Viu o Mauricio ganhar a etapa-rainha. Ficou claro que tinham de protegê-lo?
-Ele chega e ganha a etapa. Não há nada a dizer. Deu provas de que se encontrava bem fisicamente. Teve uma lesão no joelho durante o ano e era uma incógnita. A partir daí não existiam dúvidas.
Mas quebrou em Miranda do Corvo. O seu ataque estava pensado?
-Só pensei na vitória de etapa. Quando cheguei e ganhei, nem sabia que era camisola amarela. O nosso massagista é que me disse. Era uma etapa que tinha marcada, que me encaixa na perfeição. São pendentes que não é qualquer ciclista que as passa, tem uma quilometragem exigente. Os ciclistas pesados perdem muito para os mais leves. As subidas para a Torre e Senhora da Graça fazem-se pela força. Tiro partido do peso em pendentes mais acentuadas. Naquele dia o Mauricio passou mal, disse-me para fazer a minha corrida. Tinha respeito pelo que o Rúben Pereira nos tinha instruído, mas também tinha uma carta branca para ir à luta.
Quão especial é andar de camisola amarela?
-Mudei de equipa para ser um líder. E viver aquilo... é um sonho. Lembro-me de ver o meu tio [Carlos Pinho, agora mecânico da Glassdrive] de camisola amarela [2006]. Quando a vesti nem acreditei. Ser português, estar de amarelo na Volta... "Eish", dá arrepios ter todos a chamar por mim.
Quando veste a amarela, acredita que pode ganhar?
-Nos primeiros dois dias nem pensei nisso. Queria desfrutar da camisola. Mas os dias vão passando e começas a pensar: "E se eu ganho a Volta a Portugal"? Até com o Fábio Costa, meu colega de quarto, falei sobre isso.
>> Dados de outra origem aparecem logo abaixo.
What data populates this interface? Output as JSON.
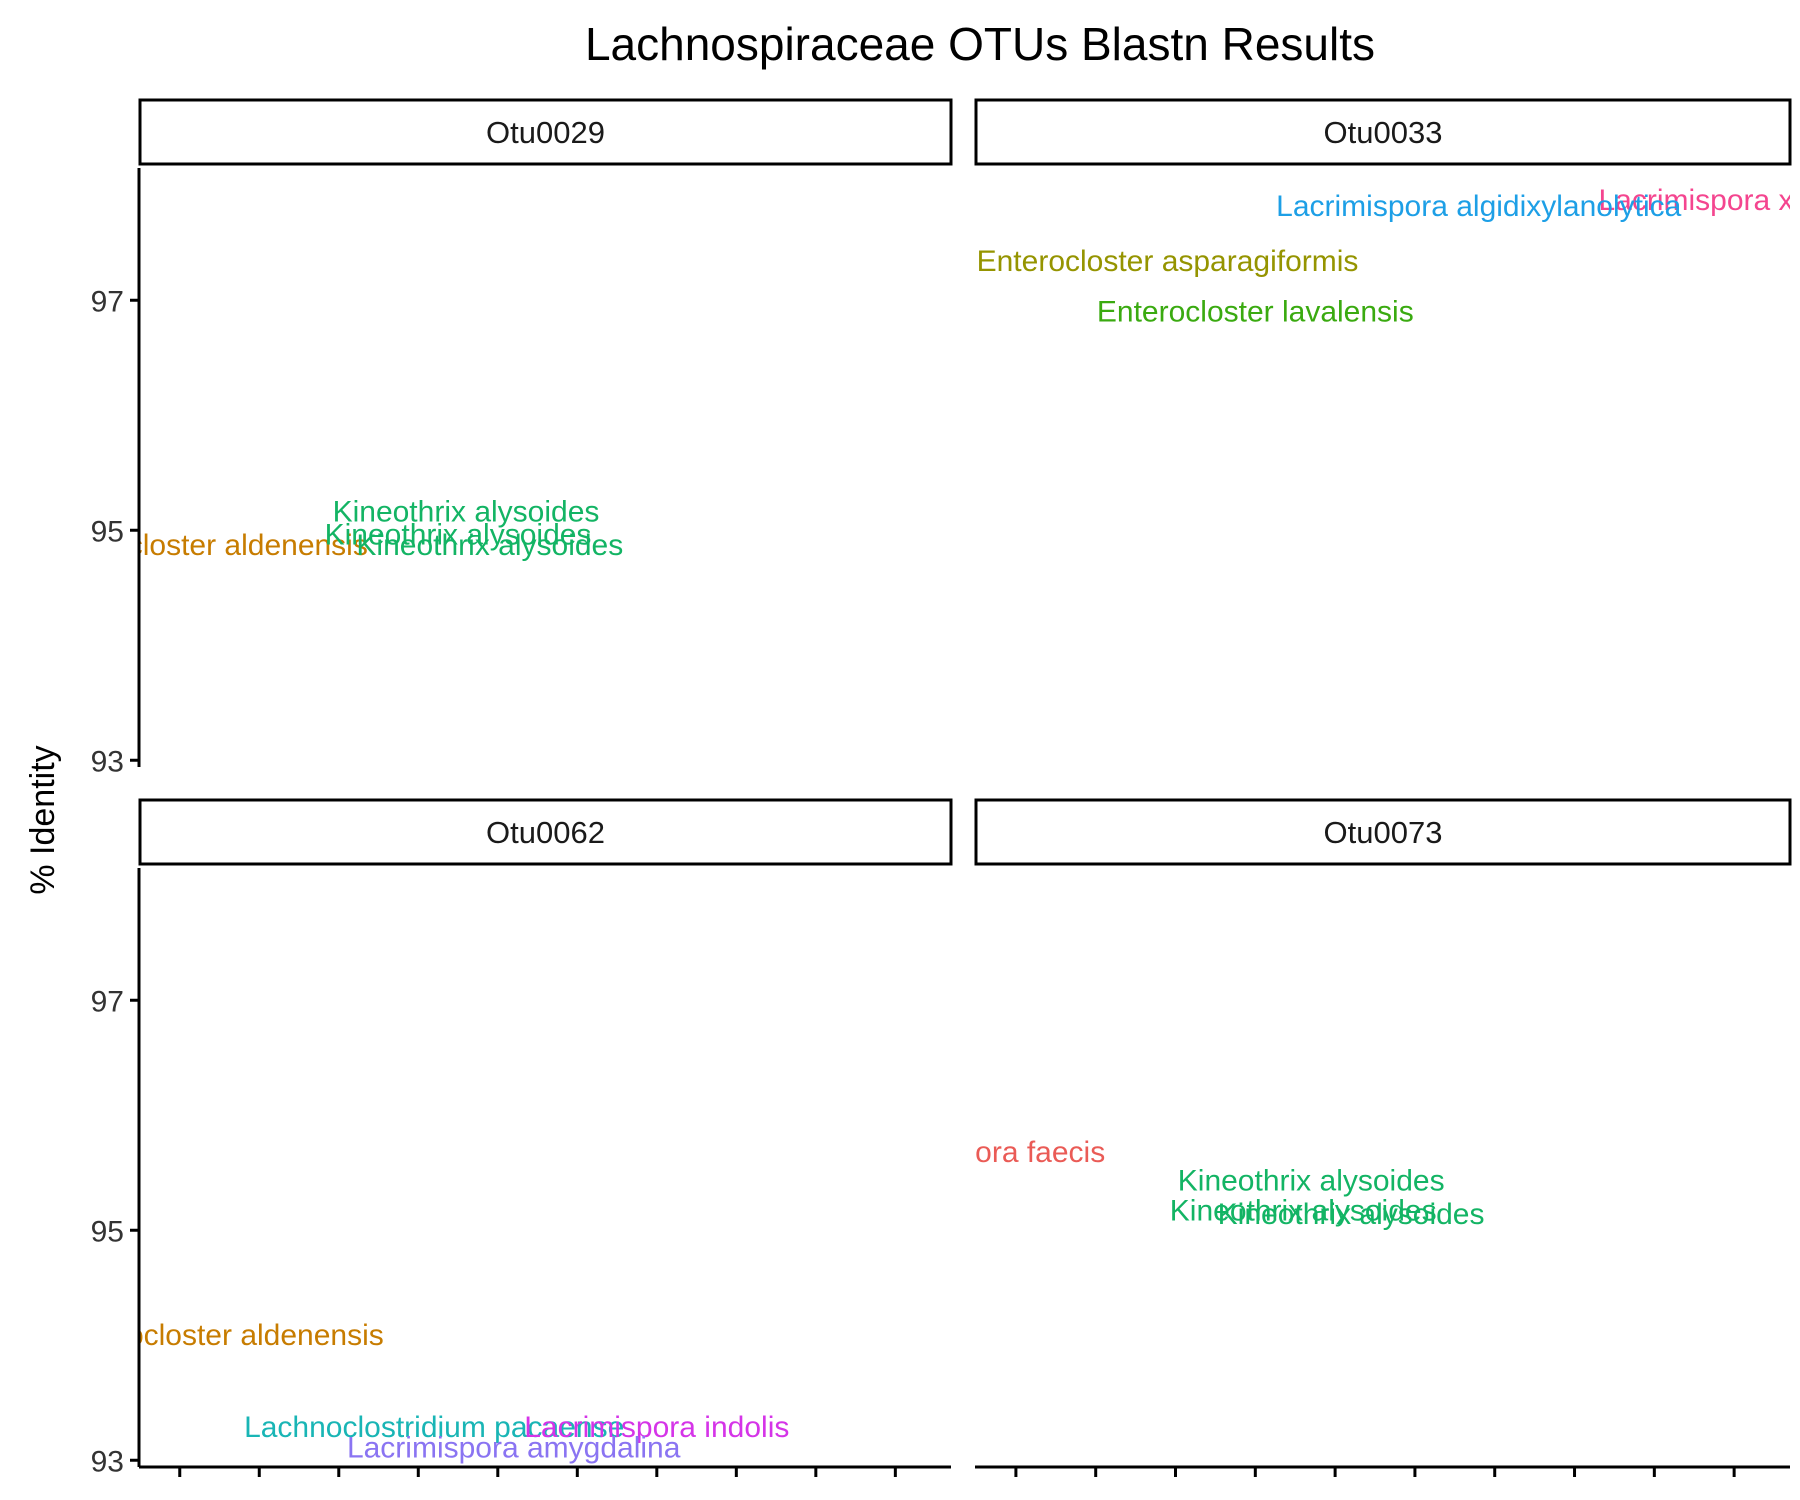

Quando acaba a Senhora da Graça fico logo com a sensação de que não vou ganhar. Há uma réstia de esperança, mas tens de ter a noção de que vais enfrentar um contrarrelogista nato. Só acontecendo alguma coisa é que ganharia.
Não fica a sensação de ter perdido a grande oportunidade para vencer uma Volta a Portugal?
-As oportunidades são para aproveitar quando aparecem, é verdade, mas vou tentar que volte a aparecer. Não foi uma oportunidade que foi à vida, porque ganhámos, como equipa. Para o ano vou tentar ter a melhor condição e disputar novamente.
Daqui a uns anos, se não tiver vencido uma Volta, como olhará este segundo?
-Foi o que a vida escolheu. Ficas sempre com um mau gosto na garganta, pensas que podias ter ganho, mas não podes fazer nada. Não vale a pena matar a cabeça. Perdi, mas a vitória ficou na equipa. Custou mais digerir em 2020, ao perder para o Amaro Antunes, do que a deste ano.
Admiração por Mauricio e amizade sem atritos
Chegou de amarelo ao Porto e sabia da dificuldade em ganhar a Volta a Portugal em Gaia. Frederico Figueiredo detalha o companheirismo com Mauricio Moreira: "A nossa relação foi normal na corrida. Encarámos bem a situação. Não houve atritos. Até falámos antes do contrarrelógio", diz, elogiando o trabalho do uruguaio: "Ele gosta de descansar depois dos esforços e faz três dias por semana na bicicleta de contrarrelógio. Trabalha para ser tão bom. É um grande profissional. Esta vitória fez-lhe justiça, depois do azar em 2021."
"Um miúdo que vai à Volta não pode receber 600 euros"
Frederico Figueiredo deixa lamentos quanto ao ciclismo português. "Três ou quatro miúdos perguntaram-me como podiam ser ciclistas profissionais. Há muita gente a deixar a modalidade. Um miúdo que vai a uma Volta a Portugal não pode receber 600 euros. É insustentável. Tens de ser compensado pelo teu trabalho numa carreira curta", explica, dizendo que "sonhava fazer uma Grande Volta", mas lembra que em 2013, quando foi 14.º num Mundial sub-23, "não era fácil" ir para o estrangeiro e agora "só os jovens têm essa chance".
Lamentando não haver condições para fazer melhor na Volta ao Algarve, pela "chuva constante" e falta de "treinos coletivos e estágios mais cedo", solidariza-se com os "amigos" da W52-FC Porto: "O mais complicado é ficarem sem o dia a dia. Nem sei o que dizer quando os encontro."